HUNDREDS of people turned out to celebrate the life of Cardenden’s famous son John Thomson at the annual football tournament held in his honour.

The fun day at Moorside Park on Sunday was hailed as a ‘brilliant event’ as the seven-a-side competition celebrated its 35th year.

A Scottish international, Thomson was fatally injured during a match with Rangers in September 1931 at the age of just 32.

His memory was preserved by Alex Burns MBE who founded the John Thomson Memorial Committee in 1983 and a football pitch at the Bowhill Centre is now named after the Celtic legend.

Alex said the 35th tournament was ‘very successful’ and told the Times: “It’s one of the largest turnouts we’ve had in recent years. It’s always nice to see a good number of people there.

“It was a great day of football and the rain didn’t stop the teams playing well.

“There were eight teams this year, with two all-girl sides. It’s great to get the girls involved.

“It’s harder to get teams involved these days as times have changed, but the standard was very good this year.”

Fife Provost Jim Leishman kicked off the tournament and a piper (Jim Forbes) piped the teams onto the park before they were introduced to local councillors Linda Erskine and Rosemary Liewald.

The JT All Stars lifted this year’s trophy after beating Bowhill Rovers in the final.

A large procession was then led to the presentations within Bowhill Centre with guests including ex-Celtic legend Tosh McKinlay and ex-Rangers legend Willie Johnston.
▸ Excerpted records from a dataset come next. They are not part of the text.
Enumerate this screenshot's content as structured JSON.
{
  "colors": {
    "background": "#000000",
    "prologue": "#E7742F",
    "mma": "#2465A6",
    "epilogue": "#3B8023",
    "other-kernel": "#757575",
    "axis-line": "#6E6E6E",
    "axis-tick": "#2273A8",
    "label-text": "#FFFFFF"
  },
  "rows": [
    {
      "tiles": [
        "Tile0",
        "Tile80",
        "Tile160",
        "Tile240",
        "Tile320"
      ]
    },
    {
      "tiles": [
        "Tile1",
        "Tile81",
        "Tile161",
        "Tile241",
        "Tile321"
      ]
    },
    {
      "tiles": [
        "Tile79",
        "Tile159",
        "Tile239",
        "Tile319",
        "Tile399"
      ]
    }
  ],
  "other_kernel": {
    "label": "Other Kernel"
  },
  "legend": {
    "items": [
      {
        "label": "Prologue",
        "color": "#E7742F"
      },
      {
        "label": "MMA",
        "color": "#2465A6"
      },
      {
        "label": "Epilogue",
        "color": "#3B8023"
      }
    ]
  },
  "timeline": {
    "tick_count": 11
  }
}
A lone piper played a lament before wreaths were laid by John Thomson’s graveside.

Further wreaths were also placed at the monument in memory of the local mining disaster at Bowhill Colliery which claimed the lives of 10 miners, a month after John Thomson lost his life.

The day ended with a buffet in the Railway Tavern with supporters clubs and sponsors and Mr Burns thanked everyone involved in making the event a big success.